Re: [I18nrp] Last Call: <draft-faltstrom-unicode11-05.txt> (IDNA2008 and Unicode 11.0.0) to Informational RFC

On 12/3/2018 4:02 PM, Paul Hoffman wrote:
> Before I go to the ietf@ietf.org mailing list with my concerns about 
> this draft, I hope it is OK to bounce them off people here in case I'm 
> wildly off track.
>
> =====
>
> In Section 1:
>    Specifically, the Internet Architecture Board did issue a statement
>    [IAB] which requested IETF to resolve the issues related to the code
>    point ARABIC LETTER BEH WITH HAMZA ABOVE (U+08A1), introduced in
>    Unicode 7.0.0 [Unicode-7.0.0].  This document resolves this issue and
>    suggests IDNA2008 standard is to follow the Unicode Standard and not
>    update RFC 5892 [RFC5892] or any other IDNA2008 RFCs.
>
> In Section 4.1:
>    The discussion in the IETF concluded that although it is possible to
>    create "the same" character in multiple ways, the issue with U+08A1
>    is not unique.  In the case of U+08A1, it can be represented with the
>    sequence ARABIC LETTER BEH (U+0628) and ARABIC HAMZA ABOVE (U+0654).
>    Just like LATIN SMALL LETTER A WITH DIAERESIS (U+00E4) can be
>    represented via the sequence LATIN SMALL LETTER A (U+0061), and
>    COMBINING DIAERESIS (U+0308).  One difference between these sequences
>    is how they are treated in the normalization forms specified by the
>    Unicode Consortium.
>
> This sounds like the IETF is saying that if the Unicode Consortium 
> changes how a character appears in a normalization form other than for 
> case folding (Section 2.2 of RFC 5892), that change does not affect 
> the tables for IDNA2008. Is that correct?

It's actually not correct that these are necessarily the "same" 
characters, if by "same" you mean _identical_ glyph outlines in 
high-resolution/high-quality layout.

While U+08A1 contains a graphical element that looks like the letter BEH 
and another that looks like a HAMZA, the relative placement of these two 
are not necessarily the same as when both BEH and HAMZA are used 
independently. (Effectively reflecting that the combination is an 
independent letter, not an alternate encoding for the sequence).

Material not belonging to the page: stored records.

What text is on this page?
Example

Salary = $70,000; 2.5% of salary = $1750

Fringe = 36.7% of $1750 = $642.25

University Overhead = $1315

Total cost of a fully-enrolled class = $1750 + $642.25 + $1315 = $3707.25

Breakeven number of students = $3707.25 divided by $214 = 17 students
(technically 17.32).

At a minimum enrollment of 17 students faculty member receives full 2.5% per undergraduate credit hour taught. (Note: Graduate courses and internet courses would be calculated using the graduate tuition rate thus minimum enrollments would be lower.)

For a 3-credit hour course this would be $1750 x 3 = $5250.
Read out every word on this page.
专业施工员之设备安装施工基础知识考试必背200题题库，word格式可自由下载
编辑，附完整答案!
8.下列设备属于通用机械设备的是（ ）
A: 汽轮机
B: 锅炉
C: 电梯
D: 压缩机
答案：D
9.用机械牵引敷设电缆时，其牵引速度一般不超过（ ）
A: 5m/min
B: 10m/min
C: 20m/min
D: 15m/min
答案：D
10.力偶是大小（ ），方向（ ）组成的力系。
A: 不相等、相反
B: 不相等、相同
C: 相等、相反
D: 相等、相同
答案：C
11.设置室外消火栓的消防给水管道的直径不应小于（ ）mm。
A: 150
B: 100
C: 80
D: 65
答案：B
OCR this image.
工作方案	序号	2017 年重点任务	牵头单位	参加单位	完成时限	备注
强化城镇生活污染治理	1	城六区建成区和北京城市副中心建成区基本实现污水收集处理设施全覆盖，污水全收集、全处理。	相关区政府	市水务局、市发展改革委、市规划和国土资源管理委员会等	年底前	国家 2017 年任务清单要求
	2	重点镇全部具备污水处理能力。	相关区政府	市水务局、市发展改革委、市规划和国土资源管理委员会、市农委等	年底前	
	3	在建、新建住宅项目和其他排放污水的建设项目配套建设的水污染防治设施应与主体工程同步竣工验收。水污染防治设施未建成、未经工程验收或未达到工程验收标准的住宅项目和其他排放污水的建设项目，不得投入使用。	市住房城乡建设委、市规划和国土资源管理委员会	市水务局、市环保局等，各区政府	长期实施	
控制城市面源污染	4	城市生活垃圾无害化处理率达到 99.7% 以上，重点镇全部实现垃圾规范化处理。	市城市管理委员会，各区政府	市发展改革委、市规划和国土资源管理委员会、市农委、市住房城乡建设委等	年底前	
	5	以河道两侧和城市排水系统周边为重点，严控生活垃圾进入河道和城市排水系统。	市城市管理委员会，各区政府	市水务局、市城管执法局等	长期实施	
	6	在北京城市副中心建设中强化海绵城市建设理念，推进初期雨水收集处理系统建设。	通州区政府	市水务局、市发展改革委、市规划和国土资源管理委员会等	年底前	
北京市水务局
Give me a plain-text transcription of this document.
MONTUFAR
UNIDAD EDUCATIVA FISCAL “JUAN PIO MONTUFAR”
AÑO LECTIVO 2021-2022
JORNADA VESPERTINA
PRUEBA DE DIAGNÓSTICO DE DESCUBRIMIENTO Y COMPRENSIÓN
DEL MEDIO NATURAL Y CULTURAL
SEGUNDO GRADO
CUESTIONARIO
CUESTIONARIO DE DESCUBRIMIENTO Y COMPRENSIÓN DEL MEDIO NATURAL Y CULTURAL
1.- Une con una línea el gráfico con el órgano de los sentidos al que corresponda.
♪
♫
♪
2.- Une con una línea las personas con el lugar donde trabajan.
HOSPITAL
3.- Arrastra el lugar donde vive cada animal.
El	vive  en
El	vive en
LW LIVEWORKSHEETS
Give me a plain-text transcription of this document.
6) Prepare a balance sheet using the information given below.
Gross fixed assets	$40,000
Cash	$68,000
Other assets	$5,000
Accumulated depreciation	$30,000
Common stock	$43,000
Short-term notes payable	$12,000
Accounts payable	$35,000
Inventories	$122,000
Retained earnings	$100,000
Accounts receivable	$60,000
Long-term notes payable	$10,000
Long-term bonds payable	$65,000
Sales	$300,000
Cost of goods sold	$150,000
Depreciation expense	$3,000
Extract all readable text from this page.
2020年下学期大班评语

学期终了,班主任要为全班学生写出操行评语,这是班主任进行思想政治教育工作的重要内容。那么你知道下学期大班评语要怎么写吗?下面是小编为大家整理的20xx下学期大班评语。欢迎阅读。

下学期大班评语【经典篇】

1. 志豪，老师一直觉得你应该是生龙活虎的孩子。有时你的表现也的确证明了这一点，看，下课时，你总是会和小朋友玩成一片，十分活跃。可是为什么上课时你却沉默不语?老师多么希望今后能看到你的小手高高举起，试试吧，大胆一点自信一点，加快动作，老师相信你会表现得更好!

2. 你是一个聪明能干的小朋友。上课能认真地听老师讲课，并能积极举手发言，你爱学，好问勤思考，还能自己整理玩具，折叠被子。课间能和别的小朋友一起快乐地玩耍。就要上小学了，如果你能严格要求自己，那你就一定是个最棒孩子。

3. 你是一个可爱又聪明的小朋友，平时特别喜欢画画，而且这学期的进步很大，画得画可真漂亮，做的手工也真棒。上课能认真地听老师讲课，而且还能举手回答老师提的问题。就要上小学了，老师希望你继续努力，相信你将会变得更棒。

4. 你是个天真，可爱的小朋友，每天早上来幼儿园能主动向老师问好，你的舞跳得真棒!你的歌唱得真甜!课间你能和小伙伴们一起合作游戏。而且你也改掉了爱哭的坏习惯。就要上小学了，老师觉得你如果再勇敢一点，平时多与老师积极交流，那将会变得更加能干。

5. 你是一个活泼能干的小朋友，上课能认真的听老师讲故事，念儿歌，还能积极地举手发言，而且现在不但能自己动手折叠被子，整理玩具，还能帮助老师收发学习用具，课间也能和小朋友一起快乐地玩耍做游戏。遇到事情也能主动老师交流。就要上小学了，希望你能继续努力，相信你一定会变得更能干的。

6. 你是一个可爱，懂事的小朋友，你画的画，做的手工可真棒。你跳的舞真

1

Unlike the case of Latin Ä, where high-resolution/high-quality rendering 
ideally results in the exact same appearance, reflecting the fact that 
precomposed code point and sequence are alternating encodings of the 
same letter).

Unicode normalization has never been a full "glyph folding"; it was 
never intended to do that: it's design point is to fold alternate 
encodings for the same abstract entity. This is not the same as 
preventing exact lookalikes, because there are some entities that are 
quite obviously logically distinct, yet are lookalikes.

The case of Latin/Greek capitals (not so relevant for IDNs) and 
Latin/Cyrillic (both Capitals and lowercase, therefore more relevant for 
IDNs) are well known. Everybody accepts that once a letter is part of  a 
different script, it is different and cannot be normalized.

Another distinction that cannot be normalized is that between letters 
and digits. Yet there are quite a few scripts where native digits 
sometimes have the same shape as a native letter. (In Latin we have 0 
and O; in our typographic tradition most, but not all, fonts will strive 
to make these distinct - that is not so in other scripts, where the 
shapes are often identical). Again, there's a shared understanding that 
normalizing digits to letters causes more problems than it solves and 
therefore the two are treated as distinct.

What I see Patrik's document reflecting is the inherent limitation of 
the normalization algorithm: it folds alternate encodings of the same 
abstract entity, but does not purport to be a universal glyph folding.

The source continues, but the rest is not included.